誠実に答えてくださる蔵丸先生の話をきいていて、ふと「あれ? 折れるのが怖いどころか、失敗しそうだったら挑戦しないで済ませちゃうことが多いよね?」と思い当たる。八方ふさがりの状態ではチャレンジすら出来ないから、挑戦できることがあるのは、まだまだ序盤戦。
「いや、でも絶体絶命のピンチに見舞われたら、自分の知らない自分が出て来てビックリするということがあるでしょ? 自分でもそんな戦い方をするんだな、と驚いたりして」と、自分のたくさんの失敗例やちょっとの成功例を楽しそうに話してくださる。「ボク自身、ストックをたくさん持ってるわけじゃないので、これからの自分に期待するという感じです」。

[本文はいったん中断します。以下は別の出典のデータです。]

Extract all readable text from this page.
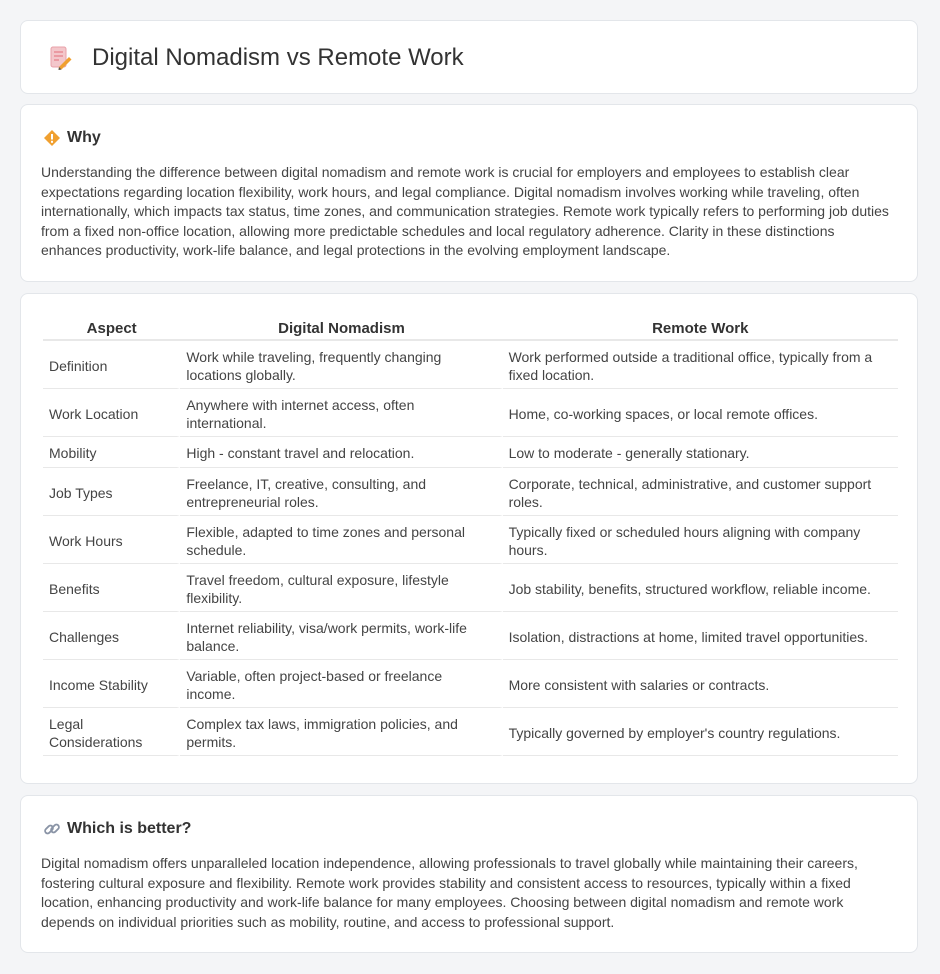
Digital Nomadism vs Remote Work
Why

Understanding the difference between digital nomadism and remote work is crucial for employers and employees to establish clear expectations regarding location flexibility, work hours, and legal compliance. Digital nomadism involves working while traveling, often internationally, which impacts tax status, time zones, and communication strategies. Remote work typically refers to performing job duties from a fixed non-office location, allowing more predictable schedules and local regulatory adherence. Clarity in these distinctions enhances productivity, work-life balance, and legal protections in the evolving employment landscape.

Aspect	Digital Nomadism	Remote Work
Definition	Work while traveling, frequently changing locations globally.	Work performed outside a traditional office, typically from a fixed location.
Work Location	Anywhere with internet access, often international.	Home, co-working spaces, or local remote offices.
Mobility	High - constant travel and relocation.	Low to moderate - generally stationary.
Job Types	Freelance, IT, creative, consulting, and entrepreneurial roles.	Corporate, technical, administrative, and customer support roles.
Work Hours	Flexible, adapted to time zones and personal schedule.	Typically fixed or scheduled hours aligning with company hours.
Benefits	Travel freedom, cultural exposure, lifestyle flexibility.	Job stability, benefits, structured workflow, reliable income.
Challenges	Internet reliability, visa/work permits, work-life balance.	Isolation, distractions at home, limited travel opportunities.
Income Stability	Variable, often project-based or freelance income.	More consistent with salaries or contracts.
Legal Considerations	Complex tax laws, immigration policies, and permits.	Typically governed by employer's country regulations.
Which is better?

Digital nomadism offers unparalleled location independence, allowing professionals to travel globally while maintaining their careers, fostering cultural exposure and flexibility. Remote work provides stability and consistent access to resources, typically within a fixed location, enhancing productivity and work-life balance for many employees. Choosing between digital nomadism and remote work depends on individual priorities such as mobility, routine, and access to professional support.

だからこそのチャレンジ、という意味もあるのだとか。
挑戦に関する話は圧倒的なインパクトを与えてくれたが、漫画に関してもいろんな質問があったので、印象に残っていることをいくつかご紹介しよう。
Q 漫画って好きなテーマで好きなように描けるもの?それとも編集さんの指導が入るの?
A プロならシロウトや編集者の意見を聞くべきじゃない、って言う人もいるけど、ボクは結構、信頼しています。何か誰かがひっかかったということは、何か良くなるヒントがあるはずなので。
編集や友人から言われたことを、鵜呑みにするでもなく無視するのでもなく、言った人が「やられた!」って思うくらいには自分なりの答えを出して返したいです。
Q 漫画を描く過程で一番好きな時間は?
A 実は、書き直しの時間が一番好きなんです。ネームのダメ出しとか、単行本になる前に少し変更が許されている状態とか。とびぬけた才能があるわけじゃないので、いろんな人に読んでもらって、意見を聞いて、さらに良くなるためのヒントをもらっています。一人じゃたいしたところにいけないので。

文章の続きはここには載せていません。